U.S. At Risk From Boats Packed with Explosives: Admiral

The United States must close security gaps that could let small boats packed with explosives slip into ports and stage attacks like the one that killed 17 personnel on the U.S. warship Cole in Yemen, the new Coast Guard chief said on May 31.

Adm. Thad Allen, who took over as commandant of the Coast Guard last week, said officials had to do more to help thwart such stealthy strikes, which could cause massive damage to ports, oil facilities, ports, cruise ships or tankers.

"Our own threat analysis and vulnerability analysis tell us there is a significant threat by vessel-borne improvised explosive devices," Allen told Reuters in an interview.

"We haven’t put nearly as much thinking in science and technology and (general) thought into the small-vessel threat as we need to, and I think that’s where we need to go next."

Allen is in charge of the United States’ maritime security, including along its 95,000 miles (150,000 km) of shoreline and at its 360 primary commercial ports.

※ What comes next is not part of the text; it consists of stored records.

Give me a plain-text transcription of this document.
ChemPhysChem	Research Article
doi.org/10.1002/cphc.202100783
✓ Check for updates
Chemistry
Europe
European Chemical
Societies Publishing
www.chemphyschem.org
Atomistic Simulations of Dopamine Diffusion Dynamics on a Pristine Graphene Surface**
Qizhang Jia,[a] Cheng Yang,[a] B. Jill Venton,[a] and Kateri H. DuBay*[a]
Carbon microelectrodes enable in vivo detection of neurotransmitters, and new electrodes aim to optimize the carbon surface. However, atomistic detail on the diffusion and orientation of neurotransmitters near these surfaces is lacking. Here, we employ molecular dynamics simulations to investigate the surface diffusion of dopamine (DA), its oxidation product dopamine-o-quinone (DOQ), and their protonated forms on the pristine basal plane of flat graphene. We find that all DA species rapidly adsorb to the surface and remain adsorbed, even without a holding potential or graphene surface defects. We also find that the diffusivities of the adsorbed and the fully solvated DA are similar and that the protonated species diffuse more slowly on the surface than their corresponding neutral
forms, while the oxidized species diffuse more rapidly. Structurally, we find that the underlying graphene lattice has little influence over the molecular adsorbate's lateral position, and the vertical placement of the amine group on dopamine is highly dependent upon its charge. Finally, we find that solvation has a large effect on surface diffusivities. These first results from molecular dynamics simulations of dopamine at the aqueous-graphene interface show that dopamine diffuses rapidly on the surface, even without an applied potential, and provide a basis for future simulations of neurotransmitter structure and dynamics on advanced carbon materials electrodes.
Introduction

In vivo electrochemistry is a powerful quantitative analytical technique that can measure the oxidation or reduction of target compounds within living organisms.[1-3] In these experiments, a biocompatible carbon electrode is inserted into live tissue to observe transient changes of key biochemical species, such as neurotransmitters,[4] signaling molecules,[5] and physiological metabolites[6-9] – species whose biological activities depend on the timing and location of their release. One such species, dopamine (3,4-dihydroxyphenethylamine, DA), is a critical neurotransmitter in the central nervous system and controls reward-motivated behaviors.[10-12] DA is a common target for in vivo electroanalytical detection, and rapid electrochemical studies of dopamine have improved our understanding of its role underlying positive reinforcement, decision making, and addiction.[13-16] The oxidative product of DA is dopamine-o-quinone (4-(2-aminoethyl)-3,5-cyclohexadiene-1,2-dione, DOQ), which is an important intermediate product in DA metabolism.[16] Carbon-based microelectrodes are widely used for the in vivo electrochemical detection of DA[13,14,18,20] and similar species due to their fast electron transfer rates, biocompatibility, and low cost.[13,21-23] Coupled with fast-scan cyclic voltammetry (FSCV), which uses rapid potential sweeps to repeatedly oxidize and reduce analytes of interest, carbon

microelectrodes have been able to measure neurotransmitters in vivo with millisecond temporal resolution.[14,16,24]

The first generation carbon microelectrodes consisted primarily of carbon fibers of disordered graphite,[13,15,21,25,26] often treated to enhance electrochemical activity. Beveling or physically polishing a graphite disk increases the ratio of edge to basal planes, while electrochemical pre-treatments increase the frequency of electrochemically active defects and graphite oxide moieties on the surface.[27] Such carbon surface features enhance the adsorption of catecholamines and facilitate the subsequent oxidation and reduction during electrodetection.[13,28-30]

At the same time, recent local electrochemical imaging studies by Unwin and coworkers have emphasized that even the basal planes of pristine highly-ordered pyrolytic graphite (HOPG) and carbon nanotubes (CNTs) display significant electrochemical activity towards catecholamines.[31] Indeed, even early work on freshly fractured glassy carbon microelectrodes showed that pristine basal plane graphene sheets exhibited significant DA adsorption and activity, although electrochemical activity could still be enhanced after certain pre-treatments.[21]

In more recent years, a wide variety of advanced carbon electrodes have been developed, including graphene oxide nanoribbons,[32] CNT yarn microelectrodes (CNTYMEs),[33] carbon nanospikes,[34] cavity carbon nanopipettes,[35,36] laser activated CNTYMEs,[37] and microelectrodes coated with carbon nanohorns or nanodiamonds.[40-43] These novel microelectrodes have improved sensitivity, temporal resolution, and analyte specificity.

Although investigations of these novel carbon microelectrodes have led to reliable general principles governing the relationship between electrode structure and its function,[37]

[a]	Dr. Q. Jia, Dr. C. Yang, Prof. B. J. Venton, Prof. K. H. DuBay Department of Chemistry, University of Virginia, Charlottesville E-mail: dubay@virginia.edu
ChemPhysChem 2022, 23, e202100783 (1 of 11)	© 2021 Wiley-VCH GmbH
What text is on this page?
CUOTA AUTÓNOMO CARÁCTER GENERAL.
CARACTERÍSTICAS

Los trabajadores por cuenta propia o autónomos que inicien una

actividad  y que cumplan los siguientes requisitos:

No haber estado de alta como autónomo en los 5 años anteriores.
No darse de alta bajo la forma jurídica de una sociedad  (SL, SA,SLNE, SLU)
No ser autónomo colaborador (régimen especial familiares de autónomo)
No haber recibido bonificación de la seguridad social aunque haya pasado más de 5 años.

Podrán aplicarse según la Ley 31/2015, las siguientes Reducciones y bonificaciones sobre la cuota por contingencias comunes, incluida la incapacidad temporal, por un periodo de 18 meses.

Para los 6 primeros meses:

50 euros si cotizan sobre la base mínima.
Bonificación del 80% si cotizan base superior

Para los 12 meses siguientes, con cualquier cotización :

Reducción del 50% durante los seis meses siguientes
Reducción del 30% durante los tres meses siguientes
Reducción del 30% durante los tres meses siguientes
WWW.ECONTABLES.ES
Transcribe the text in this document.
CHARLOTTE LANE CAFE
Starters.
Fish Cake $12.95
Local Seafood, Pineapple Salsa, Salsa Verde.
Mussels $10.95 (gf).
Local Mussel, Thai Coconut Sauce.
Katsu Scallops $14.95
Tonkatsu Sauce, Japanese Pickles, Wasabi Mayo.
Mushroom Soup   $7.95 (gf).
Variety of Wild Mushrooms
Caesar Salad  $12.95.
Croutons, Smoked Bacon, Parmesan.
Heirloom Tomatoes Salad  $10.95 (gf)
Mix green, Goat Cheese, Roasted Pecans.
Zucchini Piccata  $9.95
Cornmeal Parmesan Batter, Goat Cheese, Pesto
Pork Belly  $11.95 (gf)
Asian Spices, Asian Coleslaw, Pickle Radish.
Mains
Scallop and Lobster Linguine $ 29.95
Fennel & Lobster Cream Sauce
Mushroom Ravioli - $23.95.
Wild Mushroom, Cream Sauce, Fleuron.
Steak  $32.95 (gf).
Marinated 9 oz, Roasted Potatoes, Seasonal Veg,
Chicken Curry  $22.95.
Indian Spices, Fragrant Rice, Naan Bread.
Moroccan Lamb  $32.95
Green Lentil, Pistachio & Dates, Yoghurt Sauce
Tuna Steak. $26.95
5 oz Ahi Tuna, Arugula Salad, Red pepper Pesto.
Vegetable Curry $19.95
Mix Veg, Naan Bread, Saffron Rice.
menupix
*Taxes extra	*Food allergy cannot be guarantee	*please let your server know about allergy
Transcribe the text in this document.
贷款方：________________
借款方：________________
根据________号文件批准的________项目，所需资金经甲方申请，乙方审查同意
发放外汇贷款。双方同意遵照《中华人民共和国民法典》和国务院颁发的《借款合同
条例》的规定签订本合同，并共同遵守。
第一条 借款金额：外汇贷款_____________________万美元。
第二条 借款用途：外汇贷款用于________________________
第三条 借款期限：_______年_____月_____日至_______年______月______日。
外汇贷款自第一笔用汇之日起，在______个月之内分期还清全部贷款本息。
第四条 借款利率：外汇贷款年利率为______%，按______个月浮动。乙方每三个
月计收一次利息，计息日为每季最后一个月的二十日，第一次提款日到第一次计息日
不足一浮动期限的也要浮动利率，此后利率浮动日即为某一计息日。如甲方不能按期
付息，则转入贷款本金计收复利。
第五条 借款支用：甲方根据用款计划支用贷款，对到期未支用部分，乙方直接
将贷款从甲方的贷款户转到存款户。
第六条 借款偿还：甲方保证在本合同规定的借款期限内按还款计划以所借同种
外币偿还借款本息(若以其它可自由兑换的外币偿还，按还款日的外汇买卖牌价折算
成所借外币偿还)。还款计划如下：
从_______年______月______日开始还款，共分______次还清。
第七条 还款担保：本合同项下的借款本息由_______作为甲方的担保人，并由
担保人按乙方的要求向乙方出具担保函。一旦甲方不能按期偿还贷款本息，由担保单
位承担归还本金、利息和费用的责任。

As one of his first goals in office, Allen is devising a new security strategy over the next few months which will look at issues such as the small-boat threat, as well as the feasibility of licensing a broader range of boats or imposing exclusion zones around some high-risk areas.

Current shipping regulations, such as the United Nations International Ship and Port Facility Security code and related U.S. Maritime Transportation Security Act, focus on large commercial ships, not the roughly 60 million U.S. recreational vessels.

There is no national registry or national system of operator licensing for recreational boats.

In the Cole attack in Yemen in 2000, two suicide bombers on a small craft laden with up to 500 pounds (225 kg) of explosives pulled up to the guided missile destroyer and rammed their boat into the vessel as it was refueling in the port of Aden.

Allen said there was no current credible intelligence of a pending maritime attack.
"What we do know is that the capability exists and the will to do that has been stated, and that we have the vulnerability here. So when you put one and one and one together, you get three," he said.

Allen said the vulnerability to small-boat attacks stood out during a Coast Guard threat assessment of major U.S. ports. He said authorities had far more experience in dealing with other threats, such as radiation, and would soon be able to inspect almost all cargo containers thanks to new technology.

"We’re only a couple of years away from having non-intrusive inspection technology that will allow us to see into containers and we’ll get good enough at it where we’ll get close to 100 percent," he said.

Currently only about 5 percent of the roughly 9 million containers that come to the United States each year are examined upon arrival. Officials check them largely on risk assessments.